Пат недоверчиво глядела то на сестру, то на меня. Я показал ей через дверь лекарство. Она сообразила, что это правда, и рассмеялась. Она смеялась до слез и закашлялась так мучительно, что сестра бросилась к ней, чтобы поддержать.
– Господи, – шептала она, – милый, ведь это смешно. Ты выглядишь таким гордым.
Весь вечер она была весела. Разумеется, я не покидал ее. Напялив теплое пальто и укутав шею шарфом, я сидел до полуночи на балконе, – в одной руке сигара, в другой – бокал, в ногах – бутылка коньяка. Я рассказывал ей истории из моей жизни, и меня то и дело прерывал и вдохновлял ее тихий щебечущий смех; я сочинял сколько мог, лишь бы вызвать хоть мимолетную улыбку на ее лице. Радовался своему лающему кашлю, выпил всю бутылку и наутро был здоров.
x x x
Опять дул фен. От ветра дребезжали окна, тучи нависали всё ниже, снег начинал сдвигаться, по ночам в горах шумели обвалы; больные лежали возбужденные, нервничали, не спали и прислушивались. На укрытых от ветра откосах уже начали расцветать крокусы, и на дороге среди санок появились первые повозки на высоких колесах.

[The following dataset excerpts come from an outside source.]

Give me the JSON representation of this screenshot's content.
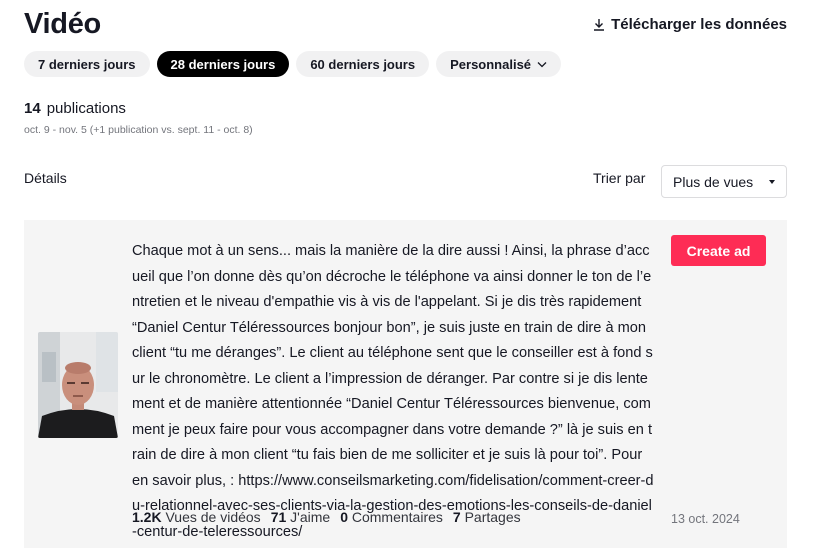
{
  "page": {
    "title": "Vidéo"
  },
  "header": {
    "download_label": "Télécharger les données",
    "download_icon": "download-icon"
  },
  "tabs": [
    {
      "label": "7 derniers jours",
      "active": false
    },
    {
      "label": "28 derniers jours",
      "active": true
    },
    {
      "label": "60 derniers jours",
      "active": false
    },
    {
      "label": "Personnalisé",
      "active": false,
      "icon": "chevron-down-icon"
    }
  ],
  "summary": {
    "count": "14",
    "count_label": "publications",
    "range": "oct. 9 - nov. 5 (+1 publication vs. sept. 11 - oct. 8)"
  },
  "details": {
    "label": "Détails",
    "sort_label": "Trier par",
    "sort_value": "Plus de vues"
  },
  "post": {
    "caption": "Chaque mot à un sens... mais la manière de la dire aussi ! Ainsi, la phrase d’accueil que l’on donne dès qu’on décroche le téléphone va ainsi donner le ton de l’entretien et le niveau d'empathie vis à vis de l'appelant. Si je dis très rapidement “Daniel Centur Téléressources bonjour bon”, je suis juste en train de dire à mon client “tu me déranges”. Le client au téléphone sent que le conseiller est à fond sur le chronomètre. Le client a l’impression de déranger. Par contre si je dis lentement et de manière attentionnée “Daniel Centur Téléressources bienvenue, comment je peux faire pour vous accompagner dans votre demande ?” là je suis en train de dire à mon client “tu fais bien de me solliciter et je suis là pour toi”. Pour en savoir plus, : https://www.conseilsmarketing.com/fidelisation/comment-creer-du-relationnel-avec-ses-clients-via-la-gestion-des-emotions-les-conseils-de-daniel-centur-de-teleressources/",
    "create_ad_label": "Create ad",
    "accent_color": "#fe2c55",
    "stats": [
      {
        "value": "1.2K",
        "label": "Vues de vidéos"
      },
      {
        "value": "71",
        "label": "J'aime"
      },
      {
        "value": "0",
        "label": "Commentaires"
      },
      {
        "value": "7",
        "label": "Partages"
      }
    ],
    "date": "13 oct. 2024"
  }
}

Пат всё больше слабела. Она не могла уже вставать. По ночам у нее бывали частые приступы удушья. Тогда она серела от смертельного страха. Я сжимал ее влажные бессильные руки.
– Только бы пережить этот час, – хрипела она. – Только этот час, Робби. Именно в это время они умирают…
Она боялась последнего часа перед рассветом. Она была уверена, что тайный поток жизни становится слабее и почти угасает именно в этот последний час ночи. И только этого часа она боялась и не хотела оставаться одна. В другое время она была такой храброй, что я не раз стискивал зубы, глядя на нее.
Свою кровать я перенес в ее комнату и подсаживался к Пат каждый раз, когда она просыпалась и в ее глазах возникала отчаянная мольба. Часто думал я об ампулах морфия в моем чемодане; я пустил бы их в ход без колебаний, если бы не видел, с какой благодарной радостью встречает Пат каждый новый день.